Ya en el certero prólogo de Javier Maqua se nos advierte de que nos encontramos ante un libro poco usual, en el que los límites entre el relato y la novela quedan desdibujados por una suerte de continuidad entre personajes y escenarios que nos hace reflexionar sobre esa capacidad de los espacios públicos y la arquitectura para influir en el carácter, en la psicología y, por qué no, también en el destino de las personas. Nos dan algunas interesantes pistas sobre este influyente marco urbano las hermosas fotografías de Arantxa Oltra que salpican el libro y ayudan al lector a integrarse como parte afectada en estas historias.
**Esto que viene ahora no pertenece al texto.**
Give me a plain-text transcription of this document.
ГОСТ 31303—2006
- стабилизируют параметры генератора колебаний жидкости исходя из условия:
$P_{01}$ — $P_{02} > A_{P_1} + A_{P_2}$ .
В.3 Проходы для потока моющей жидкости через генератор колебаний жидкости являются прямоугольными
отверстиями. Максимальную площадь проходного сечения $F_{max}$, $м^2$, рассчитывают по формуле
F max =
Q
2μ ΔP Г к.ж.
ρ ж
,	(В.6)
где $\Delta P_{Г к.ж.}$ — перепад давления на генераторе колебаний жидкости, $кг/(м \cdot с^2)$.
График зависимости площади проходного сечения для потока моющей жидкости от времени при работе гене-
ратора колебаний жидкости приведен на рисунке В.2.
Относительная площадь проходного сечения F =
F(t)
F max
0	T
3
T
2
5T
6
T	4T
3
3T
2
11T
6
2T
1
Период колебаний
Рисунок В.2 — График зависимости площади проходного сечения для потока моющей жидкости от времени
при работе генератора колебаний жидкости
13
Los protagonistas de estos relatos forman parte de una generación que no ha terminado de encontrar su sitio: demasiado jóvenes para participar en la "lucha heroica" por la democracia de la generación anterior, demasiado mayores para sentir un desapego absoluto por la mítica de esa época de la Transición. Como acierta a decir Maqua, esta es la "novela de una generación que se ha quedado sin novela porque el star-system de la cultura de la Postransición guardaba con mano de hierro la entrada al fortín y solo de tanto en tanto consentía (se inventaba) estafas tan inocuas, pijas y prescindibles como la Movida o, más adelante, la generación Nocilla".
Pero Ventanas cerca de Mireia es también una inquietante reflexión sobre los ardides de la memoria, sobre nuestra capacidad personal para huir del destino impuesto por nuestros orígenes y circunstancias. El autor no se expresa demasiado optimista al respecto, parece defender una suerte de estigmatización de la que es difícil desembarazarse, aunque se intente escapar de un futuro previsible: dejar atrás los problemas con el alcohol, la fallidas relaciones sentimentales, los trabajos anodinos, las inquietantes mañanas de domingo al sol. Como en una pesadilla recurrente, la mayoría de los personajes de este libro intentan huir del pasado, aunque irremediablemente regresen a las calles, al parque de terrazas soleadas, a los viejos garitos de su juventud, a las noches de farras y borracheras en las que la amistad era un destello que duraba apenas un segundo, en las que el sexo se convertía en la más certera de las venganzas, contra los demás, contra uno mismo; en las que las drogas abrían las puertas de un laberinto habitado por monstruos conocidos.
El autor acierta con un estilo directo y nos sorprende con atinadas descripciones de ambientes y personajes. A veces se deja llevar por el deseo de reflejar la delirante realidad que convoca a través de largos periodos de enunciados separados por comas en los que el lector está a punto de naufragar, aunque siempre consigue sacarlo a flote y engancharlo con una precisa referencia, con una imagen brillante. No faltan tampoco las irónicas alusiones a autores de los que toma prestado cierto aire en algunos de estos relatos, como es el caso de José Ángel Mañas o Javier Marías.
Carlos Rodríguez Crespo nos invita a ser voyeurs, a mirar por las ventanas de esos altos edificios de ladrillos rojos ennegrecidos por el humo de los coches y el paso del tiempo que conforman la geografía física y sentimental del barrio de la Concepción, a escuchar de cerca los susurros que durante la noche se escapan por el hueco de los patios de luces, a fisgar en las desgracias ajenas, en las pequeñas grandes tragedias de personajes maltratados por la vida que se han negado a sí mismos una segunda oportunidad. Están llenos, sin embargo, estos relatos de un oscuro vitalismo; tienen algo de canto desaforado a la juventud perdida por mucho que esa juventud sea un lugar terrible al que sería mejor no volver.